RFC: Moving off of Rackspace Infrastructure

As Rackspace has ended it’s support for open source projects we would like to move everything off of Rackspace an onto new providers. See below for a detailed layout of the current Rackspace infrastructure.

If you have questions or concerns please raise them here.

Proposal

There are three main components to the proposal:

  • Moving DNS to a centrally managed provider
  • Keeping secure infrastructure on a single provider
  • Maintain current level of Jenkins nodes

DNS

Gandi provides open source support and centralized group management. Accounts will be setup there and DNS transferred from Ohad to Gandi. Anyone within the infrastructure team that wants access may create an account and be added to the group.

Jenkins Nodes

The non-security focused Jenkins nodes (slave01 and slave05 on Rackspace) will be shutdown and replaced by AWS Jenkins nodes that are copies of the two AWS nodes we have today.

Main Infrastructure

The main and security focused infrastructure is:

  • Foreman/Puppet master
  • Jenkins master
  • Webserver
  • Debian Jenkins node
  • slave02 that handles specific jobs that push into our infrastructure

These servers will be moved alongside existing infrastructure running in Oregon State University Open Source Lab (OSUOSL) on their Openstack infrastructure. This will require a capacity increase on their footprint which they are happy to do.

Action Items

  • Email Ohad about DNS access [Evgeni]

    • Account on Gandi created by Evgeni
    • Create an account if you want access
    • Blocked on:
      • Waiting on transfer which has been initiated
    • Next steps
      • Flip DNS over from Godaddy to Gandi
  • OSUOSL team access [ewoud]

  • Move Jenkins nodes

  • Migrate Jenkins master

  • Migrate Webserver

  • Migrate Foreman/puppet

DONE

  • OSUOL [Ewoud]
    • Email them and ask for more resources [DONE]
    • Waiting on ticket resolution [DONE]
  • Archive stats box [Evgeni]
  • Create new Jenkins nodes in AWS [ehelms]
    • Patrick to spin up 2 nodes
    • Eric to configure the nodes
    • New AWS slaves online, slave01.rackspace and slave05.rackspace shutdown and deleted

Current Rackspace Infrastructure

6 Likes

A big “thank you” for all the work done so far!

2 Likes

Agree, thank you!

Thanks to the whole infra team and beyond to anyone who is involved.
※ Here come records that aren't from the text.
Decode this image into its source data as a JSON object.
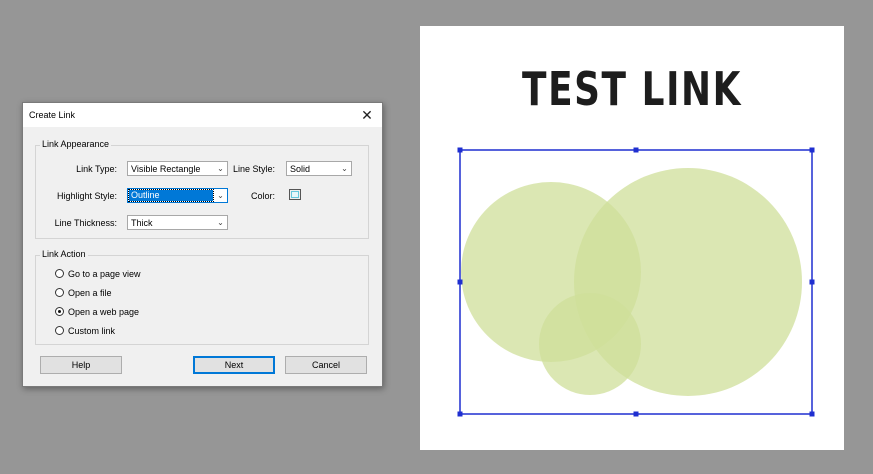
{
  "dialog": {
    "title": "Create Link",
    "close_glyph": "✕",
    "appearance": {
      "legend": "Link Appearance",
      "link_type_label": "Link Type:",
      "link_type_value": "Visible Rectangle",
      "line_style_label": "Line Style:",
      "line_style_value": "Solid",
      "highlight_style_label": "Highlight Style:",
      "highlight_style_value": "Outline",
      "color_label": "Color:",
      "line_thickness_label": "Line Thickness:",
      "line_thickness_value": "Thick"
    },
    "action": {
      "legend": "Link Action",
      "options": [
        {
          "label": "Go to a page view",
          "checked": false
        },
        {
          "label": "Open a file",
          "checked": false
        },
        {
          "label": "Open a web page",
          "checked": true
        },
        {
          "label": "Custom link",
          "checked": false
        }
      ]
    },
    "buttons": {
      "help": "Help",
      "next": "Next",
      "cancel": "Cancel"
    },
    "dropdown_glyph": "⌄"
  },
  "document": {
    "title": "TEST LINK",
    "link_rect_color": "#1f2fd0",
    "circle_color": "#cfdf9a"
  }
}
Updated action items today and built out action items for transferring Jenkins master and final Jenkins nodes.

As part of these updates, we are moving to use the term node for our Jenkins workers. I have updated the OSUOSL and AWS nodes to the following format:

node0X.jenkins..theforeman.org

node0X.jenkins.aws.theforeman.org
node0X.jenkins.osuosl.theforeman.org

I am less sure about doing the Scaleways and Netways ones properly. The debian01 and slave02 left on Rackspace will get updated as part of their move to OSUOSL.

2 Likes

I’ve spun up a node05 at OSUOSL that will replace slave02.rackspace once we figured out secrets handling and label the nodes properly.

Next up is creating a deb-node01.jenkins.osuosl.theforeman.org to replace the debian01 in Rackspace. I looked into this within OSUOSL but I could not find an Ubuntu 18.04 to match the current debian01. @mmoll what approach should we take here?

@ehelms Debian 10.3 should also be fine.

Last night theforeman.org was transferred from Godaddy to Gandi. It looks like various DNS recursors have cached the old NS records (TTL is 1 day in the .org zone) and Godaddy stopped responding to DNS requests. This is causing some instability. I expect this to stabilize during the day as TTLs expire.

I also took the opportunity to create DNS records for all hosts we manage.

1 Like

Looks like katello vcr tests are now failing with:

An HTTP request has been made that VCR does not know how to handle:
  POST https://node03.jenkins.osuosl.theforeman.org/pulp/api/v3/distributions/container/container/

That sounds like a broken test. You should never use real domains and the actual FQDN, especially with VCR.